Two other federal judges have already blocked Trump’s order this week. A Maryland judge issued a nationwide pause in a lawsuit brought by immigrant-rights groups and expectant mothers, while a Seattle judge, ruling in a separate case, criticized the administration’s approach to the Constitution, saying Trump was attempting to change it via executive order.
Another challenge, brought by the American Civil Liberties Union, is set to go before a federal judge in New Hampshire on Monday.
Plaintiffs in the Boston case argue that birthright citizenship is “enshrined in the Constitution” and that Trump lacks the authority to issue the order, calling it a “flagrantly unlawful attempt to strip hundreds of thousands of American-born children of their citizenship based on their parentage.”
They also contend that the order would cost states critical funding needed for essential services, including foster care, health care for low-income children, and early interventions for infants, toddlers, and students with disabilities.
“This is a case about children born in the United States,” Shankar Duraiswamy, deputy solicitor general for New Jersey, told the court.
“The executive branch has no power to take away their constitutional rights to birthright citizenship because they believe it will disincentivize unlawful entry than they have the power to take away First Amendment rights, their due process rights or equal protection rights.”
Eric Hamilton, representing the Department of Justice, argued that the states challenging the order were “misreading” the 14th Amendment.
The Trump administration contends that children of noncitizens are not “subject to the jurisdiction” of the U.S. and therefore do not qualify for birthright citizenship.
Sorokin questioned the order’s potential effects, including whether it would apply retroactively and how impacted individuals would be identified.
At the center of the lawsuits is the 14th Amendment, ratified in 1868 after the Civil War and the Dred Scott Supreme Court decision, which ruled that Scott, an enslaved man, was not a citizen despite living in a state where slavery was outlawed.

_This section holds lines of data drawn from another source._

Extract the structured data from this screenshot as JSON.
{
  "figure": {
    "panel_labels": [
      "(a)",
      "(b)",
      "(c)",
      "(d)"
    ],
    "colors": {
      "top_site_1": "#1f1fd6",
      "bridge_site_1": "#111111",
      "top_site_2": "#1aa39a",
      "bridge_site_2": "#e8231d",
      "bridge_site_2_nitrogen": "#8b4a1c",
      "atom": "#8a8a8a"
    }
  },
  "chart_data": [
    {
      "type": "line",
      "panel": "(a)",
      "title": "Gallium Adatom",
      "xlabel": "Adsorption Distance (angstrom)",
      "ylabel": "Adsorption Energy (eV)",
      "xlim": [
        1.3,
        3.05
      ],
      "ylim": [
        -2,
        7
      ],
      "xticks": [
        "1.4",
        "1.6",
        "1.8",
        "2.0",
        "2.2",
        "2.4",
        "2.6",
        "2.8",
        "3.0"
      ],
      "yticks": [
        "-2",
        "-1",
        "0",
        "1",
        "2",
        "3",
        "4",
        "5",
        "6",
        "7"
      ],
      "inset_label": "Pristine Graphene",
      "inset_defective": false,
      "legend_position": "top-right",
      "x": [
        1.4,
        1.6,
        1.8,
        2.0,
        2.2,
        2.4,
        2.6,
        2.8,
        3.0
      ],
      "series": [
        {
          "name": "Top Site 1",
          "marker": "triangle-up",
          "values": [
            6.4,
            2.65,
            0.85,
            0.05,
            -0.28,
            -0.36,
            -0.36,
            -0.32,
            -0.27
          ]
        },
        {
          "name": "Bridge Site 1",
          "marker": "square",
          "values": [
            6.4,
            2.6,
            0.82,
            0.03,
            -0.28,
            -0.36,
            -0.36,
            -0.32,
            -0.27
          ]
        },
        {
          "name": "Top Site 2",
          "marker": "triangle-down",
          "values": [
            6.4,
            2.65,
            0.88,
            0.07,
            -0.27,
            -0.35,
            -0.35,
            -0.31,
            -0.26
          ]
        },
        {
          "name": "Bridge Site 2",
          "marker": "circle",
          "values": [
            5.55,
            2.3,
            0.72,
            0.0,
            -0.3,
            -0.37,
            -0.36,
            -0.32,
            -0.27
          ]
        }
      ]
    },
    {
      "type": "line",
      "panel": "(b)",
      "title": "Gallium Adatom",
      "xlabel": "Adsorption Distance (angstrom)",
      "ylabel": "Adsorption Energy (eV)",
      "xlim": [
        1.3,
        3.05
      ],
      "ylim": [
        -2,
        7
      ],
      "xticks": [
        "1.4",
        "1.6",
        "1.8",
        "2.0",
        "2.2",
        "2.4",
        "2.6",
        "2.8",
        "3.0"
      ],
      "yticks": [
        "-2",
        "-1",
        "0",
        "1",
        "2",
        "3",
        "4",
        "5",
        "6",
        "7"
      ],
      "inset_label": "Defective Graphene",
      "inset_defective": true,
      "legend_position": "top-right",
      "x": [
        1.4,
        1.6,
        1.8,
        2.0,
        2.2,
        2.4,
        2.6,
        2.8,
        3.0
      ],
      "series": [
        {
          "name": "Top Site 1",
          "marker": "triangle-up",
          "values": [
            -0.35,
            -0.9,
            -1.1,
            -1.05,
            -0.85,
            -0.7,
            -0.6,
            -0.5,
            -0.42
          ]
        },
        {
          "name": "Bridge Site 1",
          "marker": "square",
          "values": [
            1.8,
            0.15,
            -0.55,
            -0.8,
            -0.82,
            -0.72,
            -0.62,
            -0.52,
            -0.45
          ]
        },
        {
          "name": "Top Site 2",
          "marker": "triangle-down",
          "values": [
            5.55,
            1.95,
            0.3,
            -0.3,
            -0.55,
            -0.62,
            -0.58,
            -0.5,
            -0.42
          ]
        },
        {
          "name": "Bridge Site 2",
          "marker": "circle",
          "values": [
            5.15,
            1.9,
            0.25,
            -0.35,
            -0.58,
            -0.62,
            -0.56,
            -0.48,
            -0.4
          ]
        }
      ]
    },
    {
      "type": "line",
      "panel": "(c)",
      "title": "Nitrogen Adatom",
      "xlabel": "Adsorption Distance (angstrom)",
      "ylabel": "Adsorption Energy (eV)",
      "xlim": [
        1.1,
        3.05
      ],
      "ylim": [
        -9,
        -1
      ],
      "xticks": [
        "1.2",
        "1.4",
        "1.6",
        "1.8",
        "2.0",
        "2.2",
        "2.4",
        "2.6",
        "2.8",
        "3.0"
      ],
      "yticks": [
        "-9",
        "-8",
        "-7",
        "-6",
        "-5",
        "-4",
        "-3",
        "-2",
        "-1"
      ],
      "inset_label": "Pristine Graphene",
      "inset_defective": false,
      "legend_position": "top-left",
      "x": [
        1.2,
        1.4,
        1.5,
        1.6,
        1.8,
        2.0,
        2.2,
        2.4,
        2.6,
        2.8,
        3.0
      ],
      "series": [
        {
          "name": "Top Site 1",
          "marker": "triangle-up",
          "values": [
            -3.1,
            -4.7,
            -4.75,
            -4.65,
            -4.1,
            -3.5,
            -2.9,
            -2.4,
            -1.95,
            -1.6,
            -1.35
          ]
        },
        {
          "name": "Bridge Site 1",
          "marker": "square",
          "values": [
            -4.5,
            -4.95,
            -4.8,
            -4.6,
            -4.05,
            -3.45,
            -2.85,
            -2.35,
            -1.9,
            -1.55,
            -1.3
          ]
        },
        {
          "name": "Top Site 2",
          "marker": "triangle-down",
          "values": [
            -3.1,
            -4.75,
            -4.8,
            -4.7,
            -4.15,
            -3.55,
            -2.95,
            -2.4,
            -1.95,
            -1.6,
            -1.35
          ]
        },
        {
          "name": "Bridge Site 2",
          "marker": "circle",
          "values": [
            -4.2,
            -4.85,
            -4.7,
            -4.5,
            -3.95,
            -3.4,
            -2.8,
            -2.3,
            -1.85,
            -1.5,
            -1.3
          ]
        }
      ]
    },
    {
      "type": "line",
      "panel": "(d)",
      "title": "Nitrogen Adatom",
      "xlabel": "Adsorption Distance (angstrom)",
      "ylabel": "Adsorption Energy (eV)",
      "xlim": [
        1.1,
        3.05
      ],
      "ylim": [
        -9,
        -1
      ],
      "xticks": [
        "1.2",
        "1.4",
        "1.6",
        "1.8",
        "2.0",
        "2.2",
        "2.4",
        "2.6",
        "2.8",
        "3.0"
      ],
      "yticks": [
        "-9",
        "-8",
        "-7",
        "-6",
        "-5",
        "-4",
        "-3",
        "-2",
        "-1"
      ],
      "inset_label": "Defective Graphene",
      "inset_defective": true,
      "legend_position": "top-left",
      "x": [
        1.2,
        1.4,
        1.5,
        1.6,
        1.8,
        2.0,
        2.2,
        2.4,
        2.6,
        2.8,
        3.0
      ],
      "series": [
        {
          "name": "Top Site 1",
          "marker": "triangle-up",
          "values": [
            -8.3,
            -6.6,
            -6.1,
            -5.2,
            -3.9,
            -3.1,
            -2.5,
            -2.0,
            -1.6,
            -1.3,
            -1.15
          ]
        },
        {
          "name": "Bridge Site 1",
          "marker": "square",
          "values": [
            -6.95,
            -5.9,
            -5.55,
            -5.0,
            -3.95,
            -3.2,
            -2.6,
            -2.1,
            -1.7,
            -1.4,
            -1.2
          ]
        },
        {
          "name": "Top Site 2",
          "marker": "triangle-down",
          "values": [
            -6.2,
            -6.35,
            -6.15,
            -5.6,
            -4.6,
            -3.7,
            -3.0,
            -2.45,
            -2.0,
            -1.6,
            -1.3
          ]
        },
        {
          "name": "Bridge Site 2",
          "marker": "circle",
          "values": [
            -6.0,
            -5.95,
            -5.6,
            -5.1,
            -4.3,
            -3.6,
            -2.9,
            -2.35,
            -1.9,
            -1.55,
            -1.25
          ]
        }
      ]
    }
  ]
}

Attorneys for the states argue that the amendment has been interpreted to grant birthright citizenship since its adoption, particularly in the 1898 Supreme Court case United States v. Wong Kim Ark. That decision held that the only exceptions to birthright citizenship were children of diplomats, enemies present in the U.S. during occupation, those born on foreign ships, and children of sovereign Native American tribes.